Ahmed Arif, Kırk Kuşağı ve Toplumcu Gerçekçi şiirin önemli temsilcilerinden biri olması, halkının duygu ve düşüncelerini kendi özgün üslubu ve halkının söylemine uygun dile getirmesi, Türkiye'de en çok okunan şiir kitaplarından biri olan "Hasretinden Prangalar Eskittim’ kitabının şairi olması, Türkiye’den başka dünyanın birçok yerindeki okurlar tarafından da beğeni ile okunması  dolayısıyla Türk edebiyatında önemli bir yere sahip olmuştur.

Ahmed Arif, yazarlık dışında gazetecilik ve memurluk gibi farklı işler yapmıştır. Memuriyete 1948 yılında Merkez Bankası’nda başlamıştır.

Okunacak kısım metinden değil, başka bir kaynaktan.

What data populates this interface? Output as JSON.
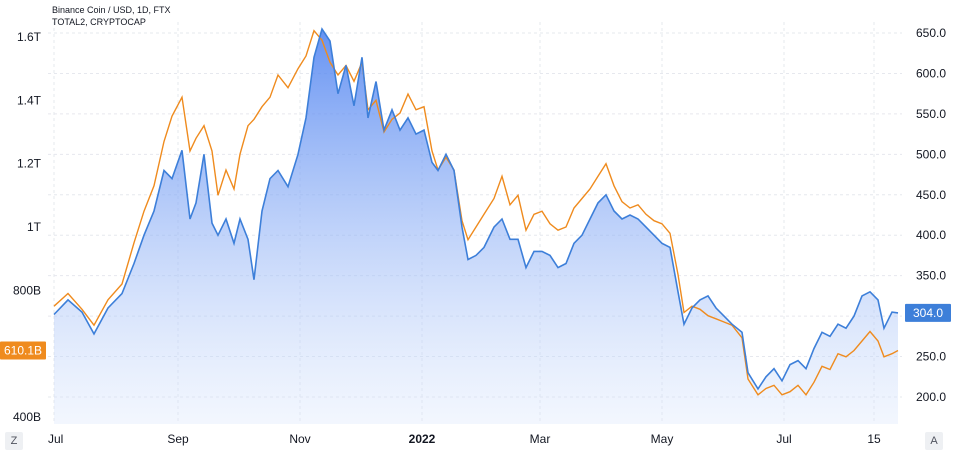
{
  "chart_data": {
    "type": "line",
    "legend": [
      "Binance Coin / USD, 1D, FTX",
      "TOTAL2, CRYPTOCAP"
    ],
    "x_labels": [
      "Jul",
      "Sep",
      "Nov",
      "2022",
      "Mar",
      "May",
      "Jul",
      "15"
    ],
    "left_axis": {
      "ticks": [
        "1.6T",
        "1.4T",
        "1.2T",
        "1T",
        "800B",
        "400B"
      ],
      "ylim": [
        400,
        1600
      ],
      "unit": "B"
    },
    "right_axis": {
      "ticks": [
        "650.0",
        "600.0",
        "550.0",
        "500.0",
        "450.0",
        "400.0",
        "350.0",
        "300.0",
        "250.0",
        "200.0"
      ],
      "ylim": [
        200,
        650
      ]
    },
    "series": [
      {
        "name": "Binance Coin / USD, 1D, FTX",
        "axis": "right",
        "color": "#3d7fd9",
        "last_value": "304.0",
        "points": [
          [
            "2021-07-01",
            302
          ],
          [
            "2021-07-08",
            320
          ],
          [
            "2021-07-15",
            305
          ],
          [
            "2021-07-21",
            278
          ],
          [
            "2021-07-28",
            310
          ],
          [
            "2021-08-04",
            328
          ],
          [
            "2021-08-10",
            365
          ],
          [
            "2021-08-15",
            400
          ],
          [
            "2021-08-20",
            430
          ],
          [
            "2021-08-25",
            480
          ],
          [
            "2021-08-29",
            470
          ],
          [
            "2021-09-03",
            505
          ],
          [
            "2021-09-07",
            420
          ],
          [
            "2021-09-10",
            440
          ],
          [
            "2021-09-14",
            500
          ],
          [
            "2021-09-18",
            415
          ],
          [
            "2021-09-21",
            400
          ],
          [
            "2021-09-25",
            420
          ],
          [
            "2021-09-29",
            390
          ],
          [
            "2021-10-02",
            420
          ],
          [
            "2021-10-06",
            395
          ],
          [
            "2021-10-09",
            345
          ],
          [
            "2021-10-13",
            430
          ],
          [
            "2021-10-17",
            470
          ],
          [
            "2021-10-21",
            480
          ],
          [
            "2021-10-26",
            460
          ],
          [
            "2021-10-31",
            500
          ],
          [
            "2021-11-04",
            545
          ],
          [
            "2021-11-08",
            620
          ],
          [
            "2021-11-12",
            655
          ],
          [
            "2021-11-16",
            640
          ],
          [
            "2021-11-20",
            575
          ],
          [
            "2021-11-24",
            610
          ],
          [
            "2021-11-28",
            560
          ],
          [
            "2021-12-02",
            620
          ],
          [
            "2021-12-05",
            545
          ],
          [
            "2021-12-09",
            590
          ],
          [
            "2021-12-13",
            530
          ],
          [
            "2021-12-17",
            555
          ],
          [
            "2021-12-21",
            530
          ],
          [
            "2021-12-25",
            545
          ],
          [
            "2021-12-29",
            525
          ],
          [
            "2022-01-02",
            530
          ],
          [
            "2022-01-06",
            490
          ],
          [
            "2022-01-09",
            480
          ],
          [
            "2022-01-13",
            500
          ],
          [
            "2022-01-17",
            480
          ],
          [
            "2022-01-21",
            410
          ],
          [
            "2022-01-24",
            370
          ],
          [
            "2022-01-28",
            375
          ],
          [
            "2022-02-01",
            385
          ],
          [
            "2022-02-06",
            410
          ],
          [
            "2022-02-10",
            420
          ],
          [
            "2022-02-14",
            395
          ],
          [
            "2022-02-18",
            395
          ],
          [
            "2022-02-22",
            360
          ],
          [
            "2022-02-26",
            380
          ],
          [
            "2022-03-02",
            380
          ],
          [
            "2022-03-06",
            375
          ],
          [
            "2022-03-10",
            360
          ],
          [
            "2022-03-14",
            365
          ],
          [
            "2022-03-18",
            390
          ],
          [
            "2022-03-22",
            400
          ],
          [
            "2022-03-26",
            420
          ],
          [
            "2022-03-30",
            440
          ],
          [
            "2022-04-03",
            450
          ],
          [
            "2022-04-07",
            430
          ],
          [
            "2022-04-11",
            420
          ],
          [
            "2022-04-15",
            425
          ],
          [
            "2022-04-19",
            420
          ],
          [
            "2022-04-23",
            410
          ],
          [
            "2022-04-27",
            400
          ],
          [
            "2022-05-01",
            390
          ],
          [
            "2022-05-05",
            385
          ],
          [
            "2022-05-09",
            330
          ],
          [
            "2022-05-12",
            290
          ],
          [
            "2022-05-16",
            310
          ],
          [
            "2022-05-20",
            320
          ],
          [
            "2022-05-24",
            325
          ],
          [
            "2022-05-28",
            310
          ],
          [
            "2022-06-01",
            300
          ],
          [
            "2022-06-05",
            290
          ],
          [
            "2022-06-10",
            280
          ],
          [
            "2022-06-13",
            230
          ],
          [
            "2022-06-18",
            210
          ],
          [
            "2022-06-22",
            225
          ],
          [
            "2022-06-26",
            235
          ],
          [
            "2022-06-30",
            220
          ],
          [
            "2022-07-04",
            240
          ],
          [
            "2022-07-08",
            245
          ],
          [
            "2022-07-12",
            235
          ],
          [
            "2022-07-16",
            260
          ],
          [
            "2022-07-20",
            280
          ],
          [
            "2022-07-24",
            275
          ],
          [
            "2022-07-28",
            290
          ],
          [
            "2022-08-01",
            285
          ],
          [
            "2022-08-05",
            300
          ],
          [
            "2022-08-09",
            325
          ],
          [
            "2022-08-13",
            330
          ],
          [
            "2022-08-17",
            320
          ],
          [
            "2022-08-20",
            285
          ],
          [
            "2022-08-24",
            305
          ],
          [
            "2022-08-27",
            304
          ]
        ]
      },
      {
        "name": "TOTAL2, CRYPTOCAP",
        "axis": "left",
        "color": "#ef8b1e",
        "last_value": "610.1B",
        "points": [
          [
            "2021-07-01",
            750
          ],
          [
            "2021-07-08",
            790
          ],
          [
            "2021-07-15",
            740
          ],
          [
            "2021-07-21",
            690
          ],
          [
            "2021-07-28",
            770
          ],
          [
            "2021-08-04",
            820
          ],
          [
            "2021-08-10",
            950
          ],
          [
            "2021-08-15",
            1050
          ],
          [
            "2021-08-20",
            1130
          ],
          [
            "2021-08-25",
            1270
          ],
          [
            "2021-08-29",
            1350
          ],
          [
            "2021-09-03",
            1410
          ],
          [
            "2021-09-07",
            1240
          ],
          [
            "2021-09-10",
            1280
          ],
          [
            "2021-09-14",
            1320
          ],
          [
            "2021-09-18",
            1240
          ],
          [
            "2021-09-21",
            1100
          ],
          [
            "2021-09-25",
            1180
          ],
          [
            "2021-09-29",
            1120
          ],
          [
            "2021-10-02",
            1230
          ],
          [
            "2021-10-06",
            1320
          ],
          [
            "2021-10-09",
            1340
          ],
          [
            "2021-10-13",
            1380
          ],
          [
            "2021-10-17",
            1410
          ],
          [
            "2021-10-21",
            1480
          ],
          [
            "2021-10-26",
            1440
          ],
          [
            "2021-10-31",
            1500
          ],
          [
            "2021-11-04",
            1540
          ],
          [
            "2021-11-08",
            1620
          ],
          [
            "2021-11-12",
            1590
          ],
          [
            "2021-11-16",
            1520
          ],
          [
            "2021-11-20",
            1480
          ],
          [
            "2021-11-24",
            1510
          ],
          [
            "2021-11-28",
            1460
          ],
          [
            "2021-12-02",
            1520
          ],
          [
            "2021-12-05",
            1370
          ],
          [
            "2021-12-09",
            1400
          ],
          [
            "2021-12-13",
            1300
          ],
          [
            "2021-12-17",
            1340
          ],
          [
            "2021-12-21",
            1360
          ],
          [
            "2021-12-25",
            1420
          ],
          [
            "2021-12-29",
            1370
          ],
          [
            "2022-01-02",
            1380
          ],
          [
            "2022-01-06",
            1240
          ],
          [
            "2022-01-09",
            1180
          ],
          [
            "2022-01-13",
            1220
          ],
          [
            "2022-01-17",
            1180
          ],
          [
            "2022-01-21",
            1020
          ],
          [
            "2022-01-24",
            960
          ],
          [
            "2022-01-28",
            1000
          ],
          [
            "2022-02-01",
            1040
          ],
          [
            "2022-02-06",
            1090
          ],
          [
            "2022-02-10",
            1160
          ],
          [
            "2022-02-14",
            1070
          ],
          [
            "2022-02-18",
            1100
          ],
          [
            "2022-02-22",
            990
          ],
          [
            "2022-02-26",
            1040
          ],
          [
            "2022-03-02",
            1050
          ],
          [
            "2022-03-06",
            1010
          ],
          [
            "2022-03-10",
            990
          ],
          [
            "2022-03-14",
            1000
          ],
          [
            "2022-03-18",
            1060
          ],
          [
            "2022-03-22",
            1090
          ],
          [
            "2022-03-26",
            1120
          ],
          [
            "2022-03-30",
            1160
          ],
          [
            "2022-04-03",
            1200
          ],
          [
            "2022-04-07",
            1130
          ],
          [
            "2022-04-11",
            1080
          ],
          [
            "2022-04-15",
            1060
          ],
          [
            "2022-04-19",
            1070
          ],
          [
            "2022-04-23",
            1040
          ],
          [
            "2022-04-27",
            1020
          ],
          [
            "2022-05-01",
            1010
          ],
          [
            "2022-05-05",
            980
          ],
          [
            "2022-05-09",
            850
          ],
          [
            "2022-05-12",
            730
          ],
          [
            "2022-05-16",
            750
          ],
          [
            "2022-05-20",
            740
          ],
          [
            "2022-05-24",
            720
          ],
          [
            "2022-05-28",
            710
          ],
          [
            "2022-06-01",
            700
          ],
          [
            "2022-06-05",
            690
          ],
          [
            "2022-06-10",
            650
          ],
          [
            "2022-06-13",
            520
          ],
          [
            "2022-06-18",
            470
          ],
          [
            "2022-06-22",
            490
          ],
          [
            "2022-06-26",
            500
          ],
          [
            "2022-06-30",
            470
          ],
          [
            "2022-07-04",
            480
          ],
          [
            "2022-07-08",
            500
          ],
          [
            "2022-07-12",
            470
          ],
          [
            "2022-07-16",
            510
          ],
          [
            "2022-07-20",
            560
          ],
          [
            "2022-07-24",
            550
          ],
          [
            "2022-07-28",
            600
          ],
          [
            "2022-08-01",
            590
          ],
          [
            "2022-08-05",
            610
          ],
          [
            "2022-08-09",
            640
          ],
          [
            "2022-08-13",
            670
          ],
          [
            "2022-08-17",
            640
          ],
          [
            "2022-08-20",
            590
          ],
          [
            "2022-08-24",
            600
          ],
          [
            "2022-08-27",
            610
          ]
        ]
      }
    ],
    "grid": true
  },
  "toolbar": {
    "left_button": "Z",
    "right_button": "A"
  }
}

Yaşadığı sorgulamalar ve tutuklamaların ardından gittiği Diyarbakır'da bir tuğla ve kiremit fabrikasında katip olarak çalışmıştır. 1956-1977 yılları arasında “Ankara Telgraf,  Öncü, Medeniyet, Halkçı” gibi çeşitli gazetelerde redaktör olarak çalışan Ahmed Arif, 1977 yılında gazetecilikten emekli olmuştur.

 AHMED ARİF’İN ESERLERİNDEN ALINTI CÜMLELER : 

- "Vurulsam kaybolsam derim / Çırılçıplak, bir kavgada / Erkekçe olsun isterim / Dostluk da, düşmanlık da."

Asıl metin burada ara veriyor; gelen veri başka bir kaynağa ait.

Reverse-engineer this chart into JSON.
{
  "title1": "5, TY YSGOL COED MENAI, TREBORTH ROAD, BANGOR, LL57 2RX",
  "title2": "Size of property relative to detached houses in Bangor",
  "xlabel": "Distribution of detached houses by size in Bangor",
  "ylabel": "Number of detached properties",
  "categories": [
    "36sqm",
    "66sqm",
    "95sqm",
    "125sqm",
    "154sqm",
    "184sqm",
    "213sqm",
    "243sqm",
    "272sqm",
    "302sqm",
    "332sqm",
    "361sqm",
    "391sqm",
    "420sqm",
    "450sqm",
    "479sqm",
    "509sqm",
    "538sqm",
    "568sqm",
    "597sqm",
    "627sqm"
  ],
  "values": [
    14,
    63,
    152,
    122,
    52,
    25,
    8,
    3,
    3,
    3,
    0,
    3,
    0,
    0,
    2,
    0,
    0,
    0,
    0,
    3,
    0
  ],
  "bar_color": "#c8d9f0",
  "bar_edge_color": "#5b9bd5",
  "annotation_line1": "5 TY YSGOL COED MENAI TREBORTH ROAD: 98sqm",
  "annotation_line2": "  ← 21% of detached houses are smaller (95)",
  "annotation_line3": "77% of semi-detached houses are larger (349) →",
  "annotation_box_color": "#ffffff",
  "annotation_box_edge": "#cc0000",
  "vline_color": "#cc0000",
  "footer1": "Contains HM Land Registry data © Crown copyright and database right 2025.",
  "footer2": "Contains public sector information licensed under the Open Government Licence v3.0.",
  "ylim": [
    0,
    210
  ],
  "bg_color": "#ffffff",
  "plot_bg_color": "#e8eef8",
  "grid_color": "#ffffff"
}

- "Sen genç, sevdan ölünecek kadar güzel"

- "Yağmurun bir damlası süzülmüş küfür / Bir damlası, aşk."

- "Dayan kitap ile dayan iş ile. Tırnak ile diş ile umut ile sevda ile düş ile dayan rüsva etme beni."

- "Serabın bir sonu vardır / Ufkun, sıradağın sonu / Uçarın, kaçarın bir sonu vardır / Senin sonun yok."

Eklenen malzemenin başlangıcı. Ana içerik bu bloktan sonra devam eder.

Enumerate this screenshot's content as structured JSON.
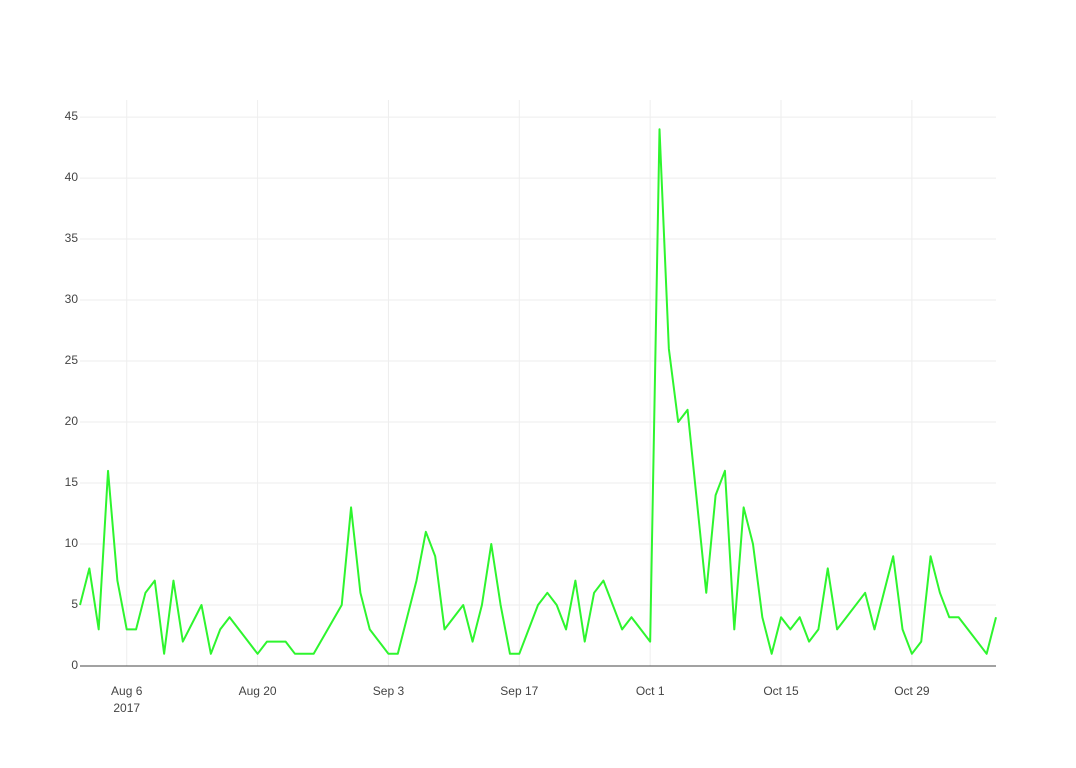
{
  "chart_data": {
    "type": "line",
    "x": [
      "2017-08-01",
      "2017-08-02",
      "2017-08-03",
      "2017-08-04",
      "2017-08-05",
      "2017-08-06",
      "2017-08-07",
      "2017-08-08",
      "2017-08-09",
      "2017-08-10",
      "2017-08-11",
      "2017-08-12",
      "2017-08-14",
      "2017-08-15",
      "2017-08-16",
      "2017-08-17",
      "2017-08-20",
      "2017-08-21",
      "2017-08-22",
      "2017-08-23",
      "2017-08-24",
      "2017-08-25",
      "2017-08-26",
      "2017-08-29",
      "2017-08-30",
      "2017-08-31",
      "2017-09-01",
      "2017-09-03",
      "2017-09-04",
      "2017-09-06",
      "2017-09-07",
      "2017-09-08",
      "2017-09-09",
      "2017-09-11",
      "2017-09-12",
      "2017-09-13",
      "2017-09-14",
      "2017-09-15",
      "2017-09-16",
      "2017-09-17",
      "2017-09-19",
      "2017-09-20",
      "2017-09-21",
      "2017-09-22",
      "2017-09-23",
      "2017-09-24",
      "2017-09-25",
      "2017-09-26",
      "2017-09-28",
      "2017-09-29",
      "2017-10-01",
      "2017-10-02",
      "2017-10-03",
      "2017-10-04",
      "2017-10-05",
      "2017-10-07",
      "2017-10-08",
      "2017-10-09",
      "2017-10-10",
      "2017-10-11",
      "2017-10-12",
      "2017-10-13",
      "2017-10-14",
      "2017-10-15",
      "2017-10-16",
      "2017-10-17",
      "2017-10-18",
      "2017-10-19",
      "2017-10-20",
      "2017-10-21",
      "2017-10-24",
      "2017-10-25",
      "2017-10-27",
      "2017-10-28",
      "2017-10-29",
      "2017-10-30",
      "2017-10-31",
      "2017-11-01",
      "2017-11-02",
      "2017-11-03",
      "2017-11-06",
      "2017-11-07"
    ],
    "series": [
      {
        "color": "#2ef52e",
        "values": [
          5,
          8,
          3,
          16,
          7,
          3,
          3,
          6,
          7,
          1,
          7,
          2,
          5,
          1,
          3,
          4,
          1,
          2,
          2,
          2,
          1,
          1,
          1,
          5,
          13,
          6,
          3,
          1,
          1,
          7,
          11,
          9,
          3,
          5,
          2,
          5,
          10,
          5,
          1,
          1,
          5,
          6,
          5,
          3,
          7,
          2,
          6,
          7,
          3,
          4,
          2,
          44,
          26,
          20,
          21,
          6,
          14,
          16,
          3,
          13,
          10,
          4,
          1,
          4,
          3,
          4,
          2,
          3,
          8,
          3,
          6,
          3,
          9,
          3,
          1,
          2,
          9,
          6,
          4,
          4,
          1,
          4
        ]
      }
    ],
    "xlim": [
      "2017-08-01",
      "2017-11-07"
    ],
    "xticks": [
      {
        "value": "2017-08-06",
        "label": "Aug 6\n2017"
      },
      {
        "value": "2017-08-20",
        "label": "Aug 20"
      },
      {
        "value": "2017-09-03",
        "label": "Sep 3"
      },
      {
        "value": "2017-09-17",
        "label": "Sep 17"
      },
      {
        "value": "2017-10-01",
        "label": "Oct 1"
      },
      {
        "value": "2017-10-15",
        "label": "Oct 15"
      },
      {
        "value": "2017-10-29",
        "label": "Oct 29"
      }
    ],
    "ylim": [
      0,
      46.4
    ],
    "yticks": [
      0,
      5,
      10,
      15,
      20,
      25,
      30,
      35,
      40,
      45
    ],
    "grid": true
  }
}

- "Gözlerinin pınarında bir bulut, boşandı boşanacak nerdeyse. Aklımdan geçenleri okuyorsun su gibi."

- "İlan-ı aşk makamından bir mısra / Yeşerip, kımıldar içimde / Düşer aklıma gözlerin…"

- "Gene bir cehennem var yastığımda / Gel artık…"

- "Seni, kaburgamın altın parçası / Seni, dişlerinde elma kokusu / Bir daha hangi ana doğurur bizi?"

- "Tutma gözyaşlarını / Onur da ağlar..."

- "Canımın gizlisinde bir can idin ki, kan değil sevdamız akardı geceye, sıktıkça cellat kemendi."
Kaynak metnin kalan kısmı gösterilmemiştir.